From a managerial perspective, ROMP offers benefits for logistics and urban mobility. The reduction in route search time translates into lower operating costs and improved fuel efficiency, which is critical in high-demand situations like emergency medicine, food distribution, and supply chain management. Moreover, the method’s ability to dynamically change the origin or delivery points without recalculating all inter-node distances gives managers the flexibility needed to adapt quickly to changing conditions.

The environmental benefits are straightforward: by reducing travel distances, ROMP decreases fuel consumption and greenhouse gas emissions, contributing to more sustainable logistics. This reduction in travel not only lowers the carbon footprint but also improves the quality of life in densely populated cities by promoting sustainable mobility.

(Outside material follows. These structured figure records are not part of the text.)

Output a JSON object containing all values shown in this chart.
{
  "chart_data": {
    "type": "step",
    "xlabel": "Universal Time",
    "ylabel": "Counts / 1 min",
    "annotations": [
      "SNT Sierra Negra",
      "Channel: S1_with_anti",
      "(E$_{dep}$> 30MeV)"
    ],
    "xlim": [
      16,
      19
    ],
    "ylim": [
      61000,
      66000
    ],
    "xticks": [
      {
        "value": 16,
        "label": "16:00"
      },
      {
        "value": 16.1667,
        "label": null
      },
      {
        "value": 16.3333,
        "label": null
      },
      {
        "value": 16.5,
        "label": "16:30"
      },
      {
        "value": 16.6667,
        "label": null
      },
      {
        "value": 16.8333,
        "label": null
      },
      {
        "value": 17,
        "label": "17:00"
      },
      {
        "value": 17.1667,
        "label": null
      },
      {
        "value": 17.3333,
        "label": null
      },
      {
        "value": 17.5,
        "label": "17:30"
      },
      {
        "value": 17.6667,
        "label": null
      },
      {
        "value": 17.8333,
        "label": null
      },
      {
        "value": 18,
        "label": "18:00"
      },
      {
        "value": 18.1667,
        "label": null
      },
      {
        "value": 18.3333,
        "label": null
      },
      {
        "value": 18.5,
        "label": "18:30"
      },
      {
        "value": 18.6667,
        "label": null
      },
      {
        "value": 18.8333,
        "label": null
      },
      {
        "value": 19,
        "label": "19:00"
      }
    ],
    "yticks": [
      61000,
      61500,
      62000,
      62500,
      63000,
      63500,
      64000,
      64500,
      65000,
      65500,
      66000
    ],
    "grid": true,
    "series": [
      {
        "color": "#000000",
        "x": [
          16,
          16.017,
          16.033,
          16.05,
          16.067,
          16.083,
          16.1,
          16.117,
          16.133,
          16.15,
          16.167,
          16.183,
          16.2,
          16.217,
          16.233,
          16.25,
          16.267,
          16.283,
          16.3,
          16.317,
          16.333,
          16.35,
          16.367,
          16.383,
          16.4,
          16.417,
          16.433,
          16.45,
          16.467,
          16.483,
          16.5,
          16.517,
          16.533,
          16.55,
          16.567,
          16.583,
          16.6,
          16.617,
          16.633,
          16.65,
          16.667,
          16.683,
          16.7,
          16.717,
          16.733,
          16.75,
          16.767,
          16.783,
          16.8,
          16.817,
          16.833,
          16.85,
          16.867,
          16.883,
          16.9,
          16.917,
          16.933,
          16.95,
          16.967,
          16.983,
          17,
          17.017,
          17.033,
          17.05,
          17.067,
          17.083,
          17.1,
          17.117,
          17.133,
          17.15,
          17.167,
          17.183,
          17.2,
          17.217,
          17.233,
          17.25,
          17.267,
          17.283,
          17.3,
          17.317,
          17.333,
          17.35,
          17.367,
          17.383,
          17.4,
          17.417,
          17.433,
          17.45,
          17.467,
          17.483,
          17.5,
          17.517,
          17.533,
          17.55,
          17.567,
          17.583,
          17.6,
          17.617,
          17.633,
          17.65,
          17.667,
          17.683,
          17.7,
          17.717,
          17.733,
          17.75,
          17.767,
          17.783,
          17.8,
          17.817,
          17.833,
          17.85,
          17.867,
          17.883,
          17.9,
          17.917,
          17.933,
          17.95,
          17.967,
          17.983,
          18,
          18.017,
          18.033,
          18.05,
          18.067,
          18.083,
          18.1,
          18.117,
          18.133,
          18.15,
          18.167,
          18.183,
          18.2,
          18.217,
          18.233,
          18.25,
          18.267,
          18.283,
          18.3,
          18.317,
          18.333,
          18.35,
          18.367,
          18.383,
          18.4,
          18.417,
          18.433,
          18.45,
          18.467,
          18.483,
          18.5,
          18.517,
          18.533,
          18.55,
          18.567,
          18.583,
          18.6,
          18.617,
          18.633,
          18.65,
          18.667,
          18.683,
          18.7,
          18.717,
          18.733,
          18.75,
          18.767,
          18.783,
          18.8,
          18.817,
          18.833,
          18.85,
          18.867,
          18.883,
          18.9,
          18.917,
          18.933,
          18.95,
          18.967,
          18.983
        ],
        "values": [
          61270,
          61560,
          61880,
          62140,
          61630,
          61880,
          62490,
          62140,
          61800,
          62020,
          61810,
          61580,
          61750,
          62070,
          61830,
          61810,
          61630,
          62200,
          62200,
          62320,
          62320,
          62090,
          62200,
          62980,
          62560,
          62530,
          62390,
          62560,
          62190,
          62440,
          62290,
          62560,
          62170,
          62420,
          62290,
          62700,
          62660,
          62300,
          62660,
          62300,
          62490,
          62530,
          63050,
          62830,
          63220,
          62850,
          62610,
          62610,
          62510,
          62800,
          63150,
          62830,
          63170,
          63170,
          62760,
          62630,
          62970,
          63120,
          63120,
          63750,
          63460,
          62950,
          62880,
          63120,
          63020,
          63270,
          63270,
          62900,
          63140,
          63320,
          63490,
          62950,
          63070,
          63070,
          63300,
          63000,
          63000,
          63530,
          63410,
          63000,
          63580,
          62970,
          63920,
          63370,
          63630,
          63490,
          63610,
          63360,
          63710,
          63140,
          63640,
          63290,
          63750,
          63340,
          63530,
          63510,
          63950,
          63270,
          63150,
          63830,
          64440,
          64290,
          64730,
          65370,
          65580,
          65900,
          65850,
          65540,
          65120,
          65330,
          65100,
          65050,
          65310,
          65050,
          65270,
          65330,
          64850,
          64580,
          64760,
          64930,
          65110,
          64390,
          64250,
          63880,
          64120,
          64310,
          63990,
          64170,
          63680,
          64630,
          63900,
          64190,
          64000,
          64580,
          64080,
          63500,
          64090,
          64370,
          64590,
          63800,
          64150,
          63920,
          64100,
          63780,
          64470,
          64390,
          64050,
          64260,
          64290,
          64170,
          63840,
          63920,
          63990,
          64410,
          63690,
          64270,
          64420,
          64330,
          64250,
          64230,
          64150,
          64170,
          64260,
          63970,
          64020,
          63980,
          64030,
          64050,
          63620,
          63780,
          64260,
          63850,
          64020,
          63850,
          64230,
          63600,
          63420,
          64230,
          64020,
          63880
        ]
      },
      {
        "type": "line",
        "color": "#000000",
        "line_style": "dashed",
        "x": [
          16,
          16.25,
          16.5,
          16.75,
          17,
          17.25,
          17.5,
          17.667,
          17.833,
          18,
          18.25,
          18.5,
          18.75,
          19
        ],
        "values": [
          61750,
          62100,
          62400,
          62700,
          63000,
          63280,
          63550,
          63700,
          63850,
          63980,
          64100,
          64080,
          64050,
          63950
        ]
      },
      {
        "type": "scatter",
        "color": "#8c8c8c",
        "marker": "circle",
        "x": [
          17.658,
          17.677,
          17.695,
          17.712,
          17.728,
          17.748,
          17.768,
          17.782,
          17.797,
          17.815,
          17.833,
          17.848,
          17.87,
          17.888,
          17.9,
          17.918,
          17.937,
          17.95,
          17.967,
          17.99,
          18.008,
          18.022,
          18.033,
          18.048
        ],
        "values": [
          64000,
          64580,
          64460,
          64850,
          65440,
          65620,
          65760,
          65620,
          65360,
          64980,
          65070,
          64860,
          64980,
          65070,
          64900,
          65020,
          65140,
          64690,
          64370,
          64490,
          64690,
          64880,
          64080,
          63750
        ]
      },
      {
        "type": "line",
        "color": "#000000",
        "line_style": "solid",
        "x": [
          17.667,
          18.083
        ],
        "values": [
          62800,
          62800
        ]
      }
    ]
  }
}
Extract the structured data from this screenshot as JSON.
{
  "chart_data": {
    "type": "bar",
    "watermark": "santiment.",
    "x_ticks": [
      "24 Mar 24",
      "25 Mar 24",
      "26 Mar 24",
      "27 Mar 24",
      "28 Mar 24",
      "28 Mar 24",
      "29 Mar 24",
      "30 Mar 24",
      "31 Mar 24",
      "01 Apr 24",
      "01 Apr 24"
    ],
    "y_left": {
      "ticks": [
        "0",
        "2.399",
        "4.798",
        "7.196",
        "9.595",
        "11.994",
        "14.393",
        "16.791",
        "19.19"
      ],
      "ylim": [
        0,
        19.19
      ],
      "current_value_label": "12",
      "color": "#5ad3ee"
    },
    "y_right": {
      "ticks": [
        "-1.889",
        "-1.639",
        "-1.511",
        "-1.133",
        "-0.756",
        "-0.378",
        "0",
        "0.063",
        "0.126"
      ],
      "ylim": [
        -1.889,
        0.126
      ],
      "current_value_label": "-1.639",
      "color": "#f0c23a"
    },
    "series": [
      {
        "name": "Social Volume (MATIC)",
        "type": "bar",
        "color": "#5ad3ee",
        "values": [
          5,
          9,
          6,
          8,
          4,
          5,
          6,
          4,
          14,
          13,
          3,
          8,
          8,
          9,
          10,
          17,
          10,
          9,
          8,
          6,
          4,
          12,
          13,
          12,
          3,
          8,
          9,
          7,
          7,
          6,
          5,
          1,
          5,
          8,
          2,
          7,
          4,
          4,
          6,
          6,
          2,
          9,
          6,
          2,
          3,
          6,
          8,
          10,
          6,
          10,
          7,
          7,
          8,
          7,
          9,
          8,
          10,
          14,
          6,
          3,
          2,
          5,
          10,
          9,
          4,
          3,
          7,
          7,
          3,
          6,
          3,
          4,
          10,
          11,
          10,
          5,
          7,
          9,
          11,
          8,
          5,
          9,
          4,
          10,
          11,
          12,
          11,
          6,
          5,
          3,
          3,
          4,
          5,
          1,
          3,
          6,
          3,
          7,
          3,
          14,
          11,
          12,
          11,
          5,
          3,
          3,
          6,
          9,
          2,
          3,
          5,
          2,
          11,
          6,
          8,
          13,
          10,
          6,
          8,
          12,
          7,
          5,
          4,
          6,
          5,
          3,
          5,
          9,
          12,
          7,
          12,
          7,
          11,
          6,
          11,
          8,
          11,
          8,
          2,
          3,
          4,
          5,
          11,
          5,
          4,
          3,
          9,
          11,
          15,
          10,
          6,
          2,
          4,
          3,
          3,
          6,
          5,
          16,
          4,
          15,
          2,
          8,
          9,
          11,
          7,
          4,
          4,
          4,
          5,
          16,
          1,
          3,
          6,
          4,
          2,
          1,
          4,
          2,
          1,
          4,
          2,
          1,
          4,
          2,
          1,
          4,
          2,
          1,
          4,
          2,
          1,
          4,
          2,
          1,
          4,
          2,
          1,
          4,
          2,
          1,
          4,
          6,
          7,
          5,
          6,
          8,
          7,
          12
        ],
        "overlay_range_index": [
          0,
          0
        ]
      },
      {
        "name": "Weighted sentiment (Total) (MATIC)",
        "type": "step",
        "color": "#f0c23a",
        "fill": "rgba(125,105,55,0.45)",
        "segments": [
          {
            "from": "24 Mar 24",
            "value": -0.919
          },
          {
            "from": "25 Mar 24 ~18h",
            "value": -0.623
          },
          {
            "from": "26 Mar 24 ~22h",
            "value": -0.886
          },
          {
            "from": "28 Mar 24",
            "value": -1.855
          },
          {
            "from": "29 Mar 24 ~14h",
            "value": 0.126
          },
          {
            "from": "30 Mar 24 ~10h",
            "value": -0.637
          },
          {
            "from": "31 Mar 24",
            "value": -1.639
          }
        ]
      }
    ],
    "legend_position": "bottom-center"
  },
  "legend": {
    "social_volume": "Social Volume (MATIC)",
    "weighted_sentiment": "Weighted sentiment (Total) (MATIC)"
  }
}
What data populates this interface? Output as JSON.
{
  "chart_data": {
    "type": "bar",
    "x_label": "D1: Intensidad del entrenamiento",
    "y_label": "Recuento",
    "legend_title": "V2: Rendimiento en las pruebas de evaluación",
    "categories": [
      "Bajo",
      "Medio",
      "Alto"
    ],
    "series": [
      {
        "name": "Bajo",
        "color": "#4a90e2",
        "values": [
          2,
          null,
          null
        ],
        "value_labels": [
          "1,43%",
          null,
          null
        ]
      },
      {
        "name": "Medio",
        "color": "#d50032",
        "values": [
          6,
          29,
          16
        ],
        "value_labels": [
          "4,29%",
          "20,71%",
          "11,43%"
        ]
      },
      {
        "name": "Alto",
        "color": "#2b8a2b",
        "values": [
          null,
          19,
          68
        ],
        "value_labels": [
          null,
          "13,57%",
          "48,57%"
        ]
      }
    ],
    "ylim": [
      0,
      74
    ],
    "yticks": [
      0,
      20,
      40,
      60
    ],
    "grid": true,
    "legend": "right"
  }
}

Although the street length model presented here does not currently include variables such as real-time traffic, traffic light synchronization, road infrastructure details, number of lanes, or pavement type, these parameters could be incorporated in future work to develop a more practical schema. Future directions for this research include integrating real-time data, street classifications, and vehicle-specific information, as well as exploring models that combine ROMP with machine learning techniques for predictive route optimization. In this way, ROMP has the potential to further reduce fuel consumption and environmental impact while ensuring timely delivery of products, adhering to sustainability objectives and contributing to the field of logistics.